In everyday use, the term “culture” usually connotes thought patterns and behavioral tendencies that are widely shared within a community, and they may be unique to a particular time and place. The definitions I have been proposing do not included this connotation.

For now, I am willing to stick to the simple definition of culture as socially communicated thought patterns and behavioral tendencies. I would remark that these patterns are almost always shared within a community, because most communication takes place within a community. When you are influenced by a source outside of your usual community, you are going to be a bit of an oddball, unless you can convince your close associates to adopt the novel influence.

I would add that an interesting issue within a community is the kind of alternatives and alien influences that people are willing to tolerate among other members. I do not think that “tolerance” is a purely scalar variable, with some communities having more and some having less. Rather, I think that tolerance is multidimensional, with some communities more tolerant along some dimensions and less tolerant along others.
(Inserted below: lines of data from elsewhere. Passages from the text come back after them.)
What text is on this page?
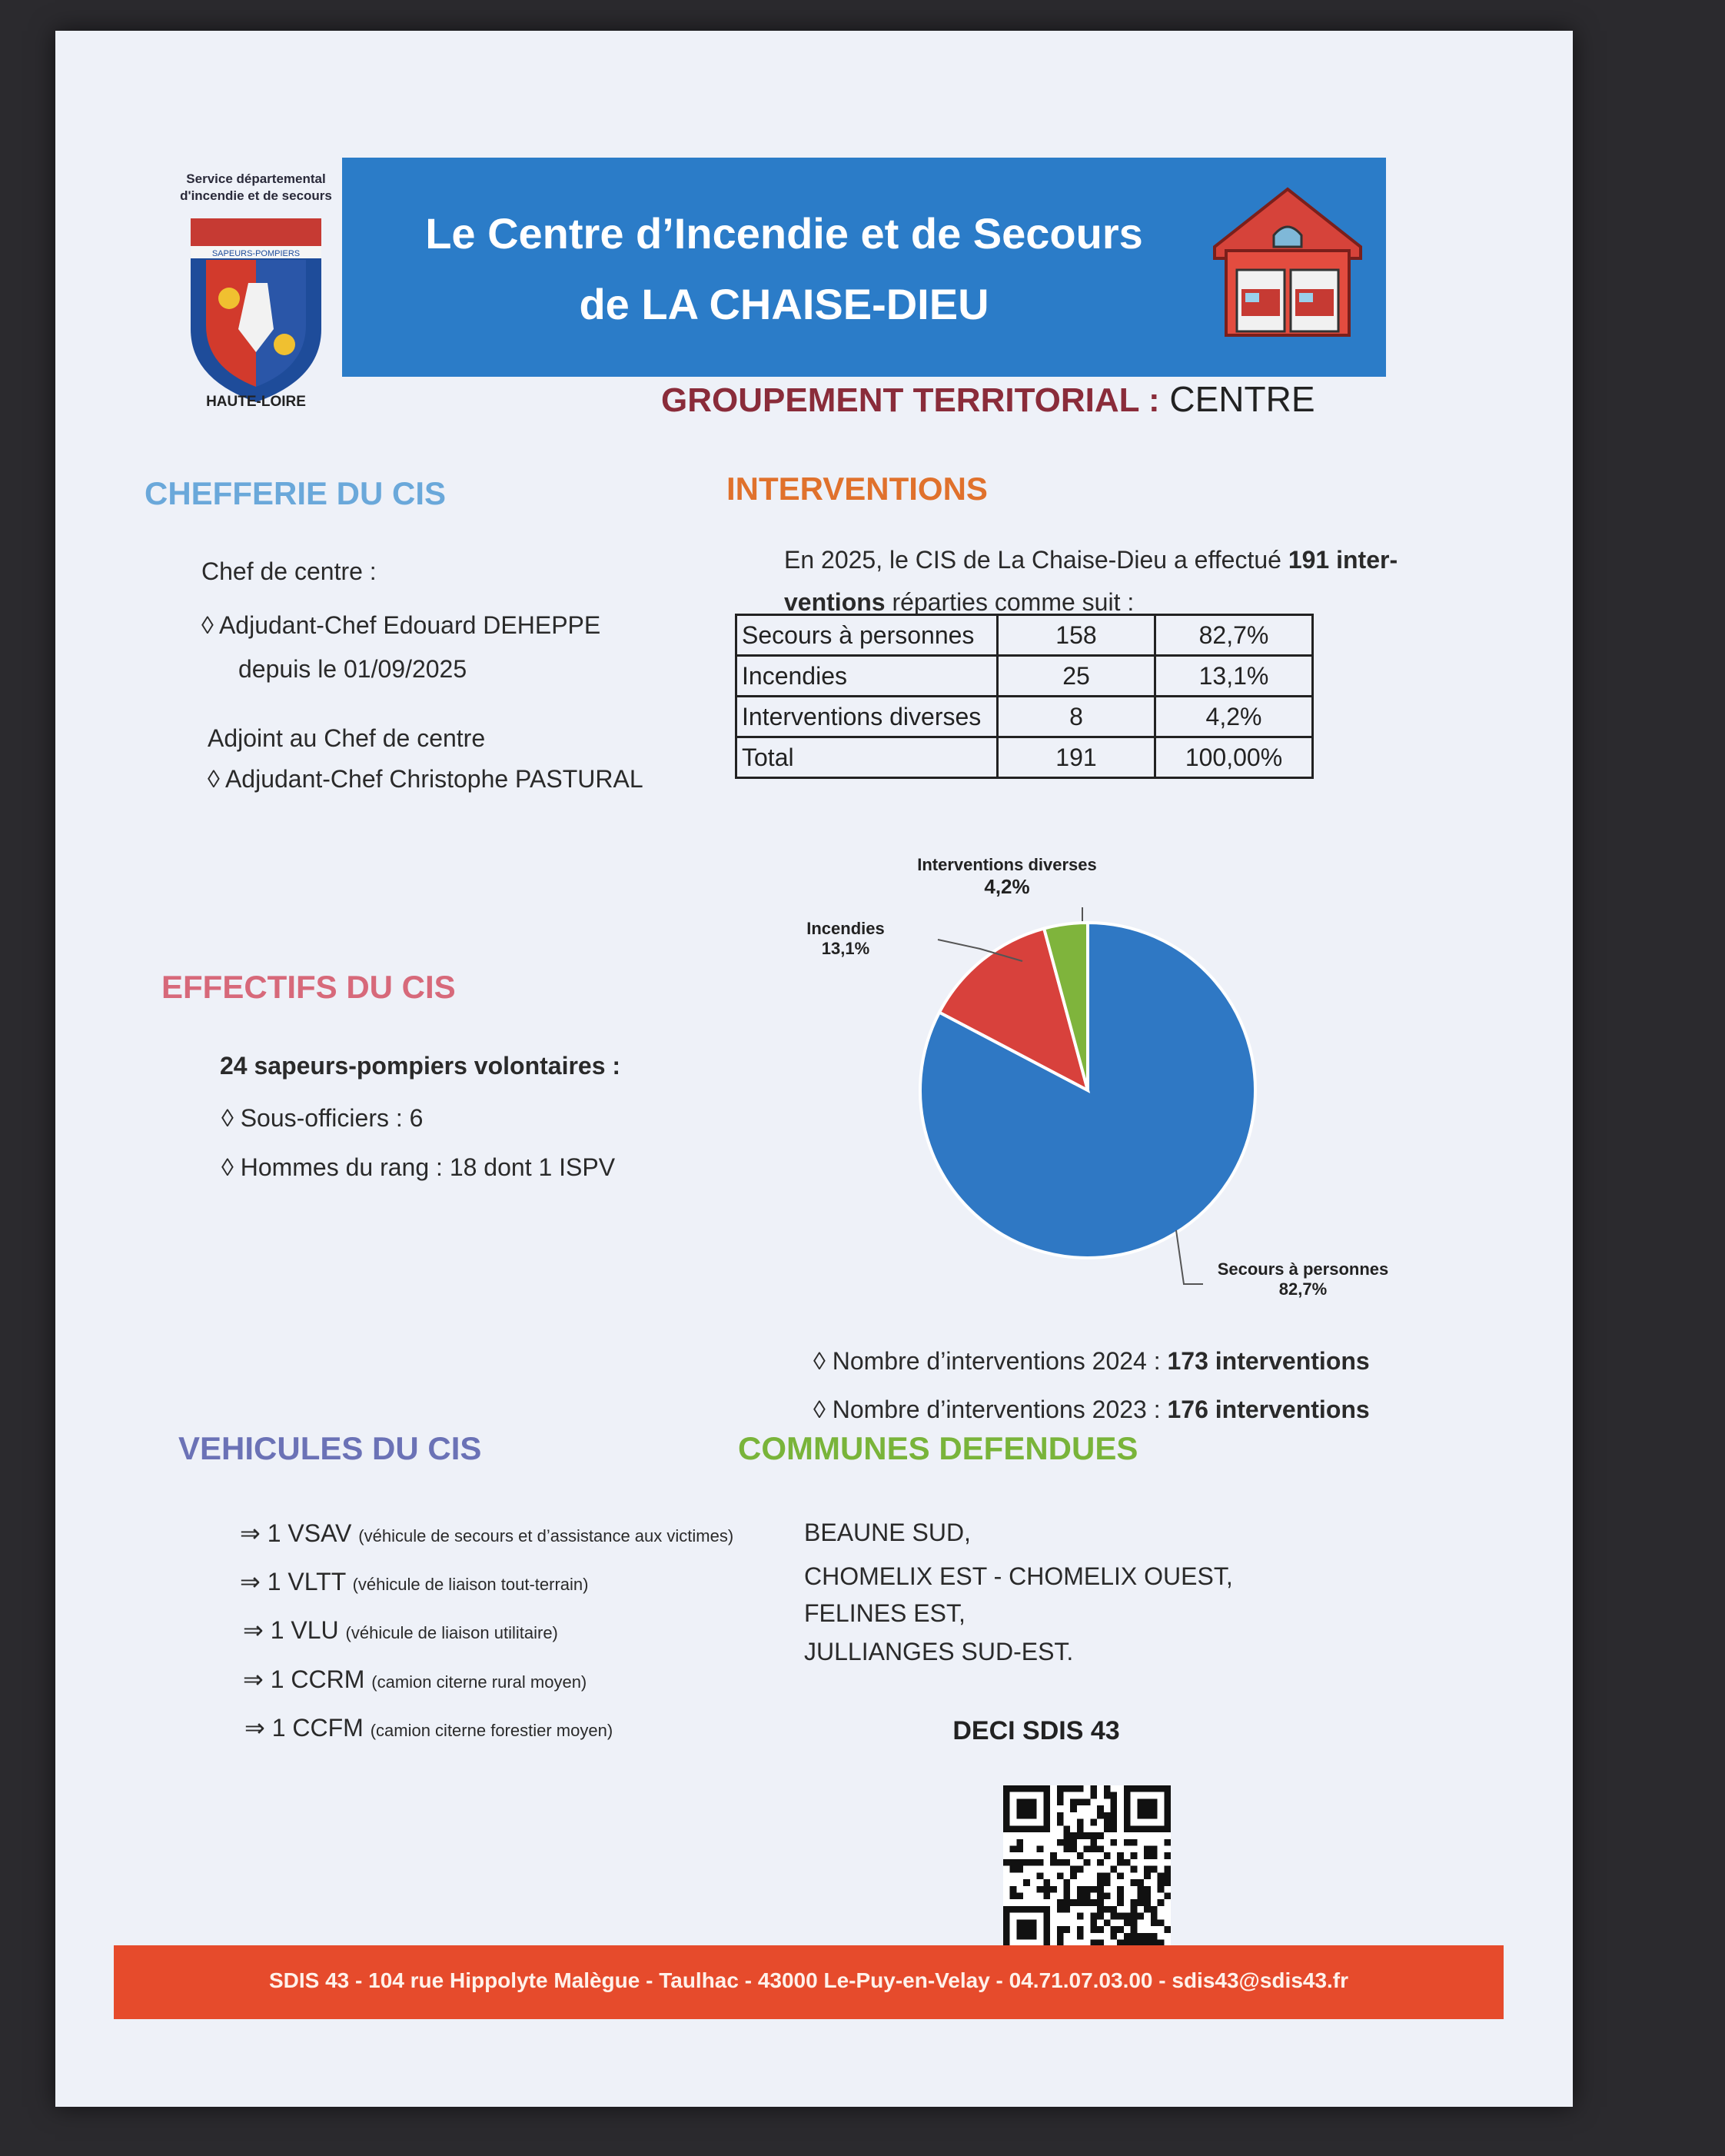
Service départemental
d'incendie et de secours
SAPEURS-POMPIERS
HAUTE-LOIRE
Le Centre d’Incendie et de Secours
de LA CHAISE-DIEU
GROUPEMENT TERRITORIAL : CENTRE
CHEFFERIE DU CIS
Chef de centre :
◊ Adjudant-Chef Edouard DEHEPPE
depuis le 01/09/2025
Adjoint au Chef de centre
◊ Adjudant-Chef Christophe PASTURAL
INTERVENTIONS
En 2025, le CIS de La Chaise-Dieu a effectué 191 inter-
ventions réparties comme suit :
Secours à personnes	158	82,7%
Incendies	25	13,1%
Interventions diverses	8	4,2%
Total	191	100,00%
Interventions diverses
4,2%
Incendies
13,1%
Secours à personnes
82,7%
◊ Nombre d’interventions 2024 : 173 interventions
◊ Nombre d’interventions 2023 : 176 interventions
EFFECTIFS DU CIS
24 sapeurs-pompiers volontaires :
◊ Sous-officiers : 6
◊ Hommes du rang : 18 dont 1 ISPV
VEHICULES DU CIS
⇒ 1 VSAV (véhicule de secours et d’assistance aux victimes)
⇒ 1 VLTT (véhicule de liaison tout-terrain)
⇒ 1 VLU (véhicule de liaison utilitaire)
⇒ 1 CCRM (camion citerne rural moyen)
⇒ 1 CCFM (camion citerne forestier moyen)
COMMUNES DEFENDUES
BEAUNE SUD,
CHOMELIX EST - CHOMELIX OUEST,
FELINES EST,
JULLIANGES SUD-EST.
DECI SDIS 43
SDIS 43 - 104 rue Hippolyte Malègue - Taulhac - 43000 Le-Puy-en-Velay - 04.71.07.03.00 - sdis43@sdis43.fr
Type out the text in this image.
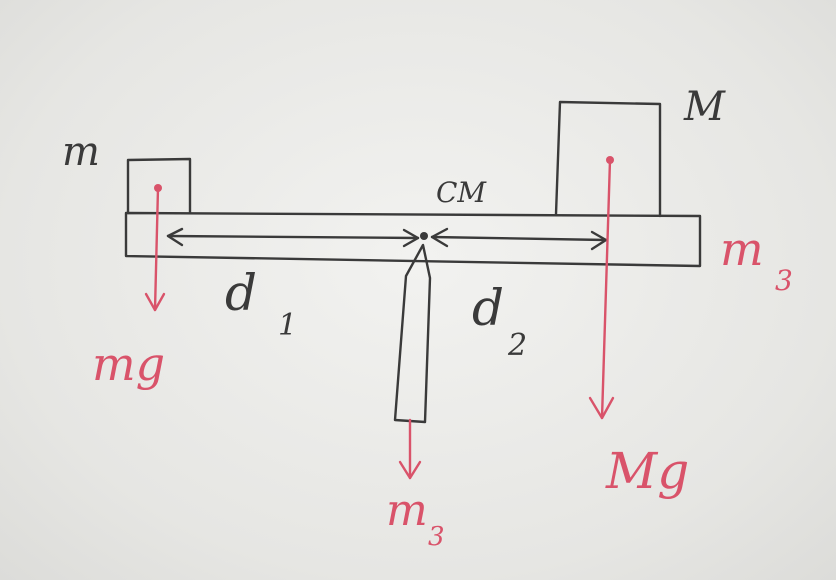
m
M
CM
d
1	d
2
m
3
mg
Mg
m
3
So if in 1950 the typical American could tolerate the N-word but not the F-word, and today it is the reverse, that fact does not tell us that people today are more or less tolerant along some non-existent scale.

Joseph Henrich Defines Culture

Since I was talking about the challenge of defining culture, we should look at how Joseph Henrich defines it in The Secret of Our Success, an important book that I have referred to often (most notably in this piece for National Affairs). On p. 3, he writes

By “culture” I mean the large body of practices, techniques, heuristics, tools, motivations, values, and beliefs that we all acquire while growing up, mostly by learning from other people.

That’s all he has to say in terms of definition, which leaves some questions unanswered.

1. Why the qualifier “while growing up”? It implies that we reach an age at which the receipt of cultural transmission stops, which seems odd. What empirical or theoretical problems does Henrich think he is avoiding by including the qualifier, rather than taking the view that cultural transmission can be received at any age?

2. Why the qualifier “mostly”? If it were me, I would be tempted to partition our personalities into three components: biologically innate; acquired through our own experience with nature; and learned from other people. Of course, any single behavioral tendency or thought pattern can be the product of all of these components, so that the precise partition may not be readily applicable. Still, I would make the general point that much of our behavioral tendencies and thought patterns are learned from other people, either directly or indirectly. In fact, that might serve as a one-sentence statement of the thesis of Henrich’s book. But in the definition of culture, I would drop the “mostly” and say that to the extent that a behavioral tendency or thought pattern is not learned from other people, then it is not cultural. In that case, it is mostly innate and/or learned through our own experience. If culture includes more than what we learn from other people, then what does it not include?

3. Note the inclusion of “tools,” which goes beyond my shorthand of “behavioral tendencies and thought patterns.” While we are at it, why not include consumer goods, or at least say that consumer goods are included as “tools” that help satisfy our wants? If we are going to include tools, then don’t we have to include institutions? Note that “institutions” is another term that gets used to mean many things, so we would do well to define it, also.

But perhaps instead of broadening the definition of culture, why not narrow it? Tools and institutions in part act as channels for socially communicating thought patterns and behavioral tendencies. But why not define culture itself as socially communicated thought patterns and behavioral tendencies (which I think covers everything other than “tools” in Henrich’s definition)?

Anyway, I think that if Henrich were to embark on another edition of the book, I would encourage him to spend several pages discussing the definition of “culture” and related terms, rather than leaving it to one off-handedly casual sentence.